Haotong Qin
Center for Project-Based Learning D-ITET, ETH Zürich
Office: ETZ, Gloriastrasse 35, 8092 Zürich, Switzerland
Email: haotong.qin@pbl.ee.ethz.ch
I am currently working at the Center for Project-Based Learning, D-ITET, ETH Zürich, with PD Dr. Michele Magno. Previously, I received my Ph.D. degree from the State Key Laboratory of Complex & Critical Software Environment, Beihang University, under the supervision of Prof. Wei Li and Prof. Xianglong Liu. I was also a Visiting Scholar at the Computer Vision Laboratory, ETH Zürich. I obtained my B.E. degree from the School of Computer Science and Engineering, Beihang University. In addition, I worked as a Research Scientist Intern at ByteDance Seed, Microsoft Research Asia, and Tencent. I was awarded the ByteDance PhD Fellowship, Baidu PhD Fellowship, MLCommons/Meta ML and Systems Rising Stars, WAIC YunFan Rising Stars, KAUST Rising Stars in AI, Electronics Best PhD Thesis Award, CSIG Best PhD Thesis Award, and the Best Paper Award at IEEE Sensors Conference 2025 and IJCAI-GLOW 2025. I've been selected as a Stanford World's Top 2% Scientist (2025). I am/was an Area Chair for CVPR, NeurIPS, ACM MM, AISTATS, BMVC, IJCNN, etc., a Senior Program Committee member for IJCAI, etc.
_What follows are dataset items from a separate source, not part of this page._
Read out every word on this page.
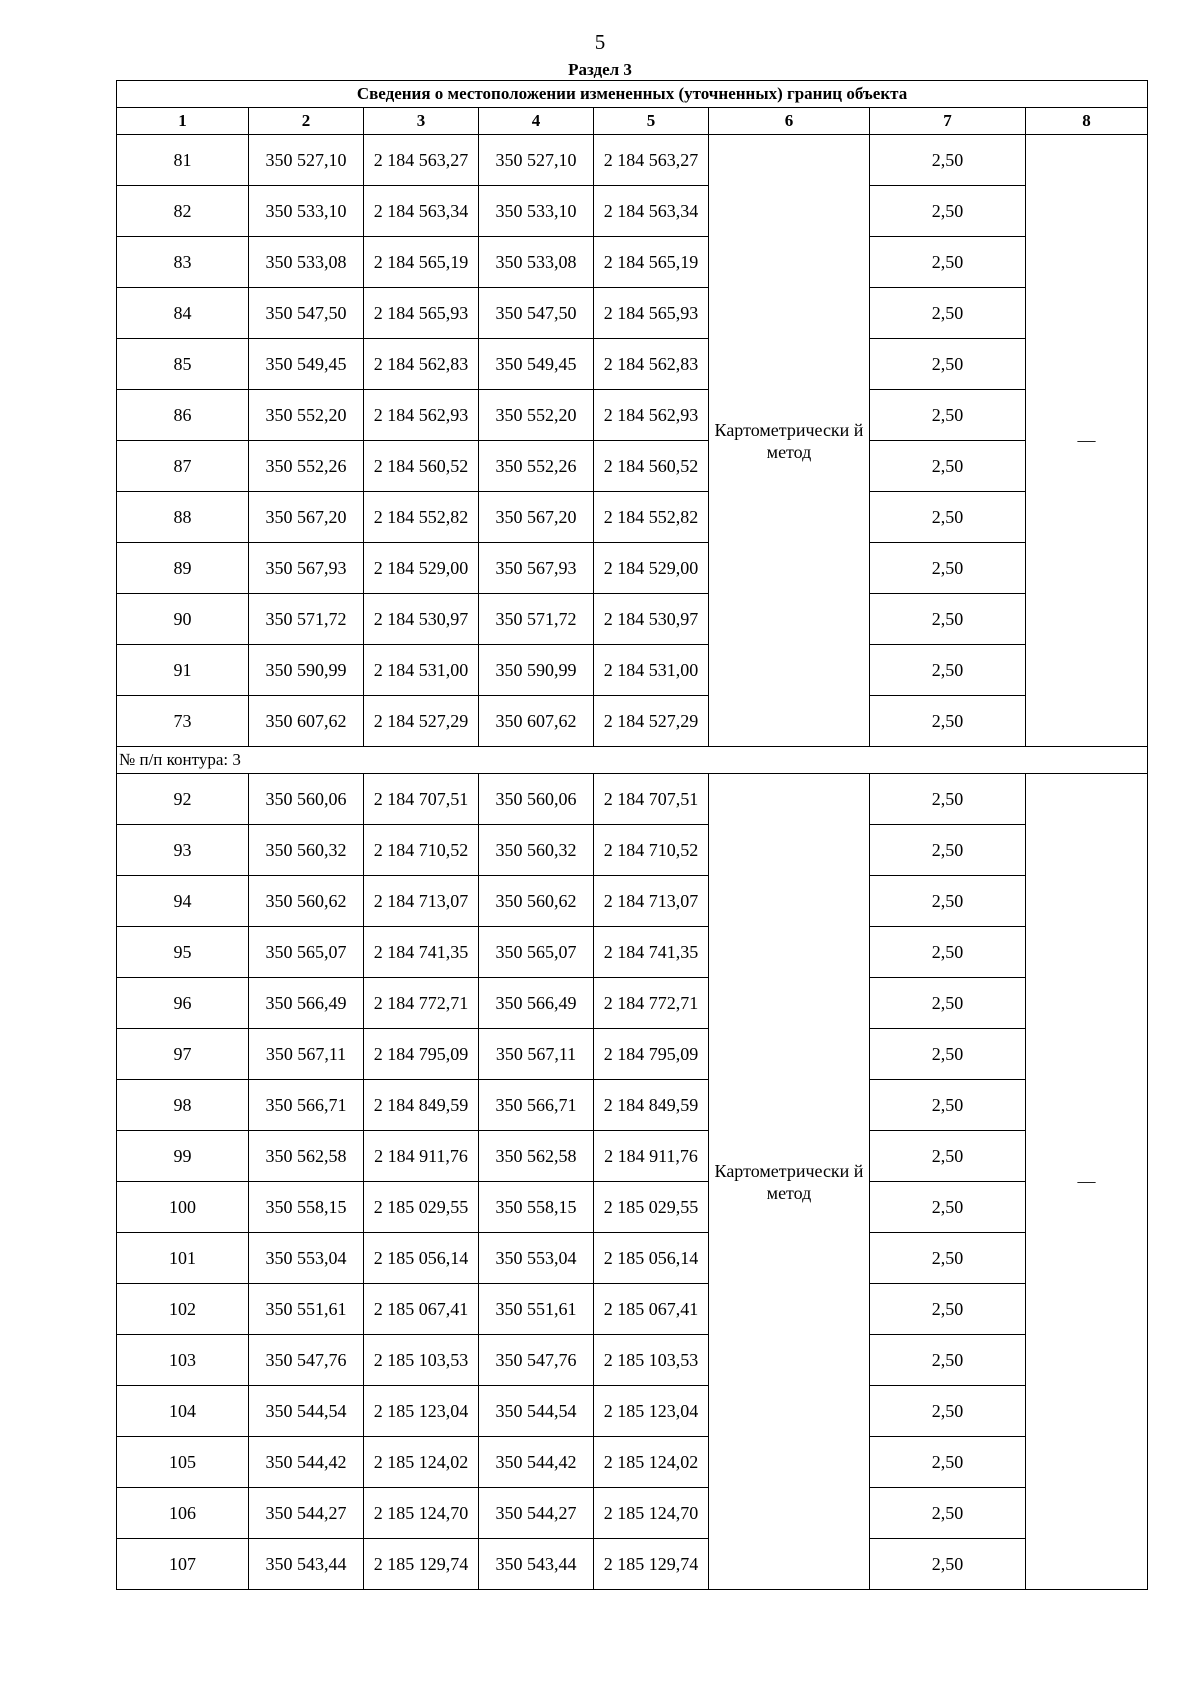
5
Раздел 3
Сведения о местоположении измененных (уточненных) границ объекта							
1	2	3	4	5	6	7	8
81	350 527,10	2 184 563,27	350 527,10	2 184 563,27	Картометрически й метод	2,50	—
82	350 533,10	2 184 563,34	350 533,10	2 184 563,34		2,50	
83	350 533,08	2 184 565,19	350 533,08	2 184 565,19		2,50	
84	350 547,50	2 184 565,93	350 547,50	2 184 565,93		2,50	
85	350 549,45	2 184 562,83	350 549,45	2 184 562,83		2,50	
86	350 552,20	2 184 562,93	350 552,20	2 184 562,93		2,50	
87	350 552,26	2 184 560,52	350 552,26	2 184 560,52		2,50	
88	350 567,20	2 184 552,82	350 567,20	2 184 552,82		2,50	
89	350 567,93	2 184 529,00	350 567,93	2 184 529,00		2,50	
90	350 571,72	2 184 530,97	350 571,72	2 184 530,97		2,50	
91	350 590,99	2 184 531,00	350 590,99	2 184 531,00		2,50	
73	350 607,62	2 184 527,29	350 607,62	2 184 527,29		2,50	
№ п/п контура: 3							
92	350 560,06	2 184 707,51	350 560,06	2 184 707,51	Картометрически й метод	2,50	—
93	350 560,32	2 184 710,52	350 560,32	2 184 710,52		2,50	
94	350 560,62	2 184 713,07	350 560,62	2 184 713,07		2,50	
95	350 565,07	2 184 741,35	350 565,07	2 184 741,35		2,50	
96	350 566,49	2 184 772,71	350 566,49	2 184 772,71		2,50	
97	350 567,11	2 184 795,09	350 567,11	2 184 795,09		2,50	
98	350 566,71	2 184 849,59	350 566,71	2 184 849,59		2,50	
99	350 562,58	2 184 911,76	350 562,58	2 184 911,76		2,50	
100	350 558,15	2 185 029,55	350 558,15	2 185 029,55		2,50	
101	350 553,04	2 185 056,14	350 553,04	2 185 056,14		2,50	
102	350 551,61	2 185 067,41	350 551,61	2 185 067,41		2,50	
103	350 547,76	2 185 103,53	350 547,76	2 185 103,53		2,50	
104	350 544,54	2 185 123,04	350 544,54	2 185 123,04		2,50	
105	350 544,42	2 185 124,02	350 544,42	2 185 124,02		2,50	
106	350 544,27	2 185 124,70	350 544,27	2 185 124,70		2,50	
107	350 543,44	2 185 129,74	350 543,44	2 185 129,74		2,50	
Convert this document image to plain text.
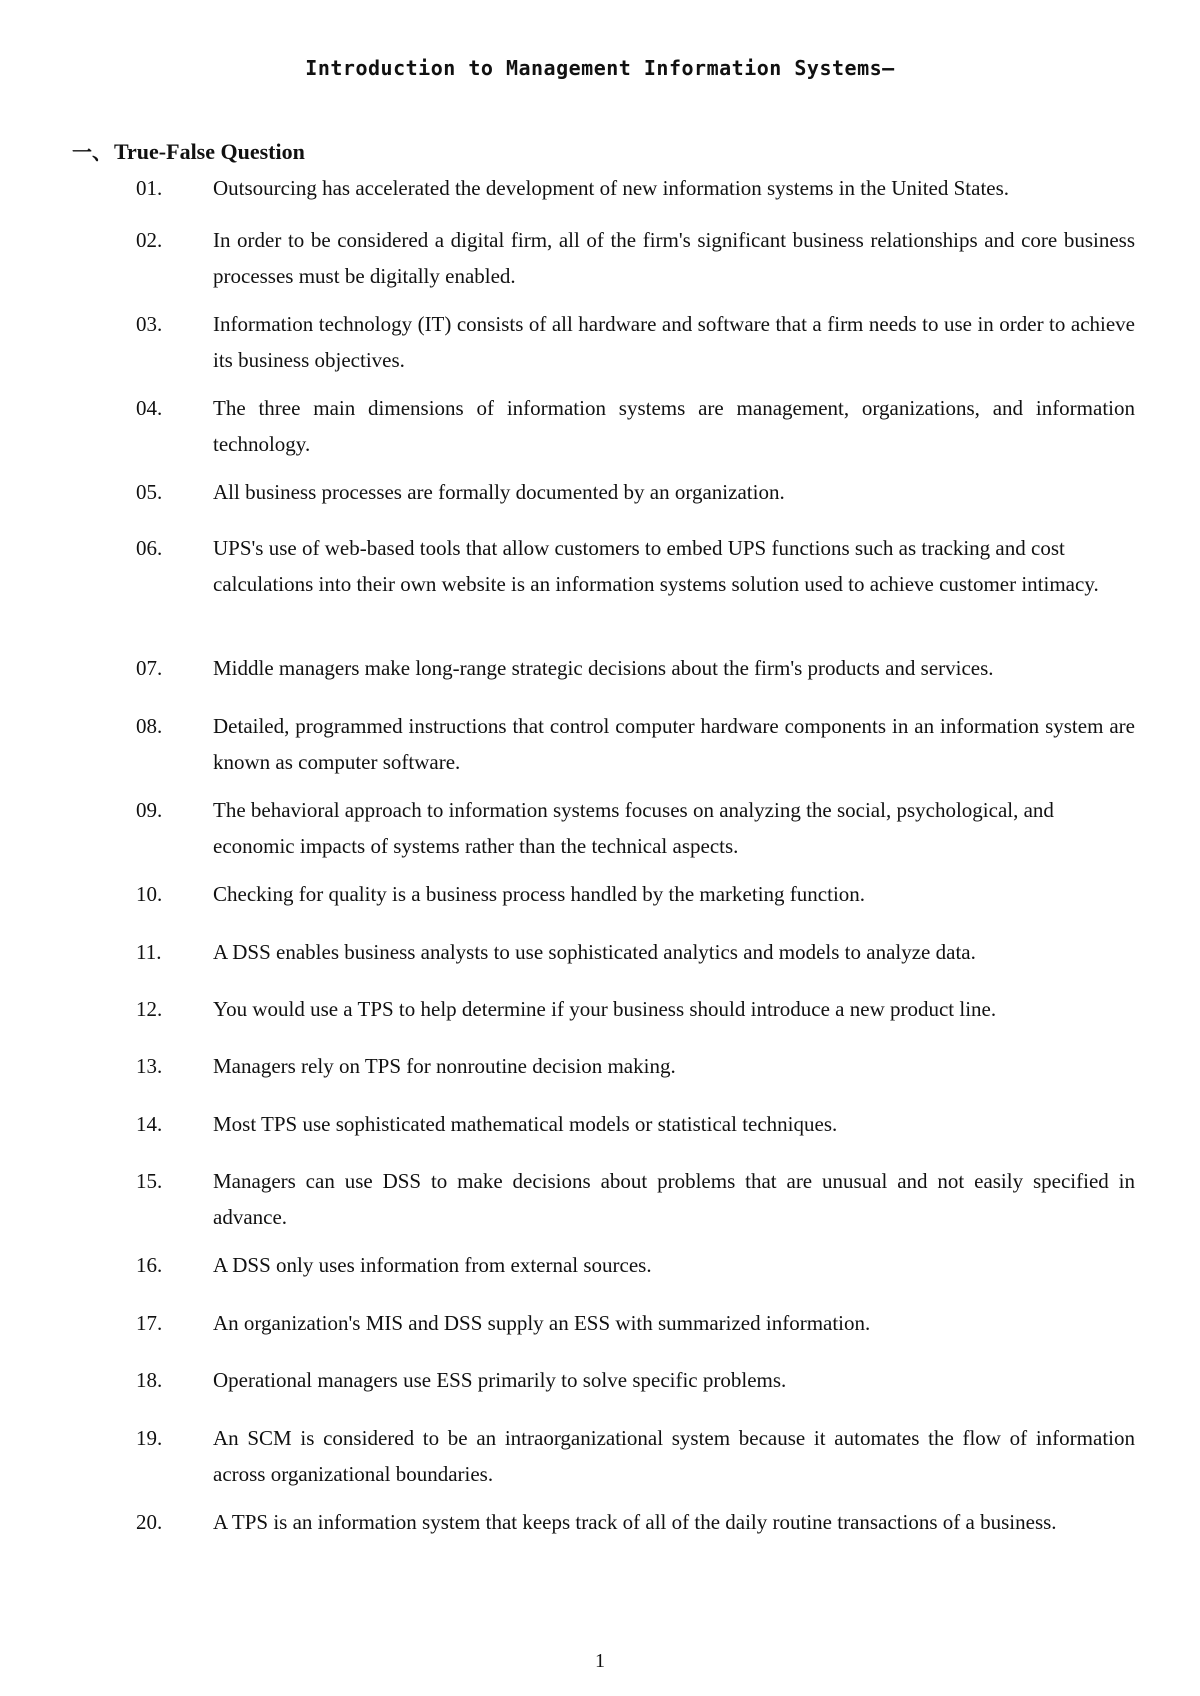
Introduction to Management Information Systems—
一、True-False Question
01. Outsourcing has accelerated the development of new information systems in the United States.
02. In order to be considered a digital firm, all of the firm's significant business relationships and core business processes must be digitally enabled.
03. Information technology (IT) consists of all hardware and software that a firm needs to use in order to achieve its business objectives.
04. The three main dimensions of information systems are management, organizations, and information technology.
05. All business processes are formally documented by an organization.
06. UPS's use of web-based tools that allow customers to embed UPS functions such as tracking and cost calculations into their own website is an information systems solution used to achieve customer intimacy.
07. Middle managers make long-range strategic decisions about the firm's products and services.
08. Detailed, programmed instructions that control computer hardware components in an information system are known as computer software.
09. The behavioral approach to information systems focuses on analyzing the social, psychological, and economic impacts of systems rather than the technical aspects.
10. Checking for quality is a business process handled by the marketing function.
11. A DSS enables business analysts to use sophisticated analytics and models to analyze data.
12. You would use a TPS to help determine if your business should introduce a new product line.
13. Managers rely on TPS for nonroutine decision making.
14. Most TPS use sophisticated mathematical models or statistical techniques.
15. Managers can use DSS to make decisions about problems that are unusual and not easily specified in advance.
16. A DSS only uses information from external sources.
17. An organization's MIS and DSS supply an ESS with summarized information.
18. Operational managers use ESS primarily to solve specific problems.
19. An SCM is considered to be an intraorganizational system because it automates the flow of information across organizational boundaries.
20. A TPS is an information system that keeps track of all of the daily routine transactions of a business.
1
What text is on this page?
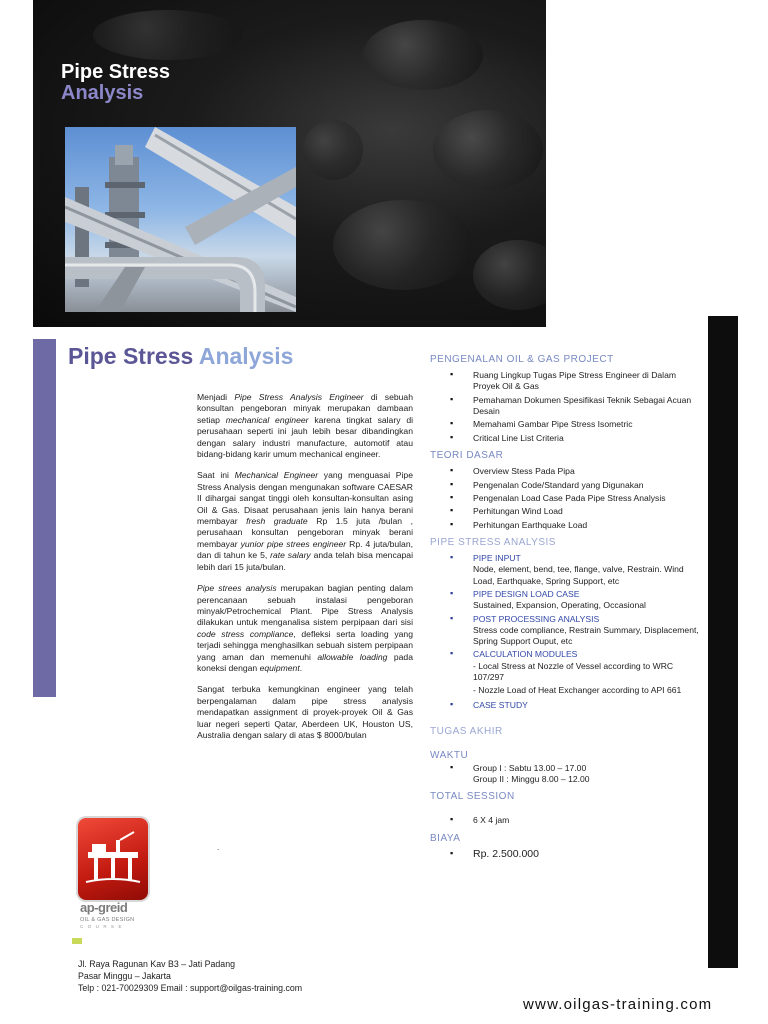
Pipe Stress
Analysis
Pipe Stress Analysis

Menjadi Pipe Stress Analysis Engineer di sebuah konsultan pengeboran minyak merupakan dambaan setiap mechanical engineer karena tingkat salary di perusahaan seperti ini jauh lebih besar dibandingkan dengan salary industri manufacture, automotif atau bidang-bidang karir umum mechanical engineer.

Saat ini Mechanical Engineer yang menguasai Pipe Stress Analysis dengan mengunakan software CAESAR II dihargai sangat tinggi oleh konsultan-konsultan asing Oil & Gas. Disaat perusahaan jenis lain hanya berani membayar fresh graduate Rp 1.5 juta /bulan , perusahaan konsultan pengeboran minyak berani membayar yunior pipe strees engineer Rp. 4 juta/bulan, dan di tahun ke 5, rate salary anda telah bisa mencapai lebih dari 15 juta/bulan.

Pipe strees analysis merupakan bagian penting dalam perencanaan sebuah instalasi pengeboran minyak/Petrochemical Plant. Pipe Stress Analysis dilakukan untuk menganalisa sistem perpipaan dari sisi code stress compliance, defleksi serta loading yang terjadi sehingga menghasilkan sebuah sistem perpipaan yang aman dan memenuhi allowable loading pada koneksi dengan equipment.

Sangat terbuka kemungkinan engineer yang telah berpengalaman dalam pipe stress analysis mendapatkan assignment di proyek-proyek Oil & Gas luar negeri seperti Qatar, Aberdeen UK, Houston US, Australia dengan salary di atas $ 8000/bulan

PENGENALAN OIL & GAS PROJECT
▪ Ruang Lingkup Tugas Pipe Stress Engineer di Dalam Proyek Oil & Gas
▪ Pemahaman Dokumen Spesifikasi Teknik Sebagai Acuan Desain
▪ Memahami Gambar Pipe Stress Isometric
▪ Critical Line List Criteria
TEORI DASAR
▪ Overview Stess Pada Pipa
▪ Pengenalan Code/Standard yang Digunakan
▪ Pengenalan Load Case Pada Pipe Stress Analysis
▪ Perhitungan Wind Load
▪ Perhitungan Earthquake Load
PIPE STRESS ANALYSIS
▪ PIPE INPUT
Node, element, bend, tee, flange, valve, Restrain. Wind Load, Earthquake, Spring Support, etc
▪ PIPE DESIGN LOAD CASE
Sustained, Expansion, Operating, Occasional
▪ POST PROCESSING ANALYSIS
Stress code compliance, Restrain Summary, Displacement, Spring Support Ouput, etc
▪ CALCULATION MODULES
- Local Stress at Nozzle of Vessel according to WRC 107/297
- Nozzle Load of Heat Exchanger according to API 661
▪ CASE STUDY
TUGAS AKHIR
WAKTU
▪ Group I : Sabtu 13.00 – 17.00
Group II : Minggu 8.00 – 12.00
TOTAL SESSION
▪ 6 X 4 jam
BIAYA
▪ Rp. 2.500.000
ap-greid
OIL & GAS DESIGN
C O U R S E
.
Jl. Raya Ragunan Kav B3 – Jati Padang
Pasar Minggu – Jakarta
Telp : 021-70029309 Email : support@oilgas-training.com
www.oilgas-training.com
My research focuses on Efficient Intelligence and Systems, aiming to advance the efficiency of AI models and systems in terms of computation, memory, and energy. This requires understanding and optimizing the AI system stack across multiple levels, including algorithms, architectures, hardware, and deployment platforms. My research directions include the following:
- Model Compression: developing compression algorithms to reduce model size, memory footprint, and computational cost.
- Neural Network Design: designing efficient neural architectures and primitives for improved performance-efficiency trade-offs.
- Hardware-Software Co-Design: jointly optimizing model architectures and hardware systems for efficient AI execution.
- Edge and Embodied Systems: enabling efficient AI for resource-constrained, interactive, and physically embodied platforms.